The Spectrum Study

Share :
Published: 8 Feb 2011
Views: 7359
Rating:
Save
Prof Jan Vermorken – Antwerp University Hospital, Edegem, Belgium
Prof Jan Vermorken speaks about the Spectrum study, a phase III trial for patients with recurrent metastatic squamous cell carcinoma of the head and neck. Patients received either cisplatin and 5FU or cisplatin, 5FU and the monoclonal antibody panitumumab. Although this study did not produce a significant increase in overall survival, there were significant increases in progression free survival, response rates and disease control. Prof Vermorken discusses how he hopes panitumumab will eventually be used and explains what research he is looking to do in the future.

35th ESMO Congress, 8–12 October 2010, Milan

Interview with Professor Jan Vermorken (Antwerp University Hospital, Edegem, Belgium)

The Spectrum Study

Thank you for giving us a couple of minutes on ecancer medical tonight.
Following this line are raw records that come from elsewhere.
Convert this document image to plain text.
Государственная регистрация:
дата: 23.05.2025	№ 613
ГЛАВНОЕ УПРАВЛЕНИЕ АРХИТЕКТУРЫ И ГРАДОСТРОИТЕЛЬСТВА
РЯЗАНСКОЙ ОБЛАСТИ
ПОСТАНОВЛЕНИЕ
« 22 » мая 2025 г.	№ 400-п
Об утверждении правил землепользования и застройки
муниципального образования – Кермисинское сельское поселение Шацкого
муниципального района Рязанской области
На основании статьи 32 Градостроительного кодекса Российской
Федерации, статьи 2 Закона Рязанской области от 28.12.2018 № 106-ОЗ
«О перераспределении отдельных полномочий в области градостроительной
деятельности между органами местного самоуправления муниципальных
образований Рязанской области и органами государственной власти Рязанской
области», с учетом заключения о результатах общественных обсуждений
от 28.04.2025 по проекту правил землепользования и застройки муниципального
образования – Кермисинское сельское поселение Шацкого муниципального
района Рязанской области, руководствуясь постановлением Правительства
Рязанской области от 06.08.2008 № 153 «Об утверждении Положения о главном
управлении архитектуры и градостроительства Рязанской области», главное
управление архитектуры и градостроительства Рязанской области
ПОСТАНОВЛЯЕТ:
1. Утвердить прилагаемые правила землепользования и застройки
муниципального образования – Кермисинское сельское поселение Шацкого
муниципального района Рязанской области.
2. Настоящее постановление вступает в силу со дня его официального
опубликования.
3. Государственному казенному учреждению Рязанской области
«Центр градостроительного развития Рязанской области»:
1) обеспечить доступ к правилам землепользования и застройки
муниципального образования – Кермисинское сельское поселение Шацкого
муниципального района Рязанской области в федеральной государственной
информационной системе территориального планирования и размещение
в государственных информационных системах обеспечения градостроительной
You’re a very busy guy, you’re the new editor of Annals of Oncology, congratulations, but you’re also giving some really important talks here at ESMO and particularly the head and neck one stands out. Would you like to tell us, for people who are not at the ESMO meeting in Milan, what it’s all about?

During this symposium we are going to report for the first time the data of the Spectrum Study.

And what was that?

Spectrum is a large phase III trial that has been performed in patients with recurrent metastatic squamous cell carcinoma of the head and neck.

All sites?

Well the four main sites, so it’s oral cavity, hypopharynx, oral pharynx and larynx and these are all recurrent disease. It’s first line setting, so it means the patients can have had chemotherapy in the primary disease setting for curative intent – chemoradiation, or they could have had induction chemotherapy followed by radiotherapy.

And so these patients were randomised to receive the standard Wayne State University protocol that is Cisplatin 100 per m2 followed by four days of 5-Fluorouracil with a dose of 1000 per m2 per day and that is the control arm. In the experimental arm this was combined with Panitumumab which is a fully human monoclonal antibody against epidermal growth factor receptor.

Which receptor does it hit?

The HER1. And that drug was given at a dose of 9mg/kg every three weeks and the plan was to give these treatments for a maximum of six cycles and then the patients could have the possibility in the experimental arm to continue with monotherapy Panitumumab.

The antibody only?

Yes, the antibody only for as long as they benefitted from it or whether they had an acceptable toxicity. This was, of course, only in the patients that were responding or had stable disease at that time.

Now the assumption was, the protocol was organised such that we needed about 650 patients and 470 death events in order to come up with an expectation of a difference of about three months in median survival from 8.7 to 11.7 months. Now to make a long story short we didn’t reach that. We found a difference of 2.1 months so there is a difference.

So that’s something.

That’s something but it is supported that there is an effect by a significant difference in progression free survival and a significant difference also in response rate and disease control. So there is no doubt in my mind that this again is showing activity in this disease and this would confirm, to some extent, the Extreme study that has been published two years ago.

Yes, it is a pity for all of us that we didn’t have the primary endpoint reached but that doesn’t change the idea that it is an active compound.

And most of these antibodies do work better with chemotherapy, that’s what we’ve seen from other experiments.

Yes, also pre-clinical work suggests that it’s really synergistic with chemotherapy.

What’s your gut feeling about the role of maintenance Panitumumab? Any grip on that?

There has never been a protocol where the concurrent use of oral Cituximab or Panitumumab with chemotherapy was compared with the same plus maintenance, so we cannot give an answer to that. So we really don’t know it.

You have a feeling for that?

Well if governments would be really interested this would be something that you should do in a country because it will perhaps reduce costs if you knew that the efficacy would be the same without maintenance. So it’s worth doing a study like that.

What’s the next study that you guys are doing in Belgium and in your international market?

Of course this was, for the first time in about thirty years, that we ever saw a benefit, anything in recurrent metastatic disease. So we hoped that this was the start of something beautiful so we now have several trials that show a beneficial effect of these monoclonals with chemotherapy. The next step is to combine other biological agents in combination with this. So, for instance, we have started to do a study with MERC where Cilengitide which is a compound that has antiangiogenesis aspects, to combine this with what we found in the Extreme study. The study has been closed for entry now so we wait until further results but that’s an interesting step again. And, as you know, Cilengitide seems to have some interest also for the treatment of brain tumours, so we wait, it’s one of the possibilities.

Jan, thank you very much indeed. We really appreciate meeting up with you again.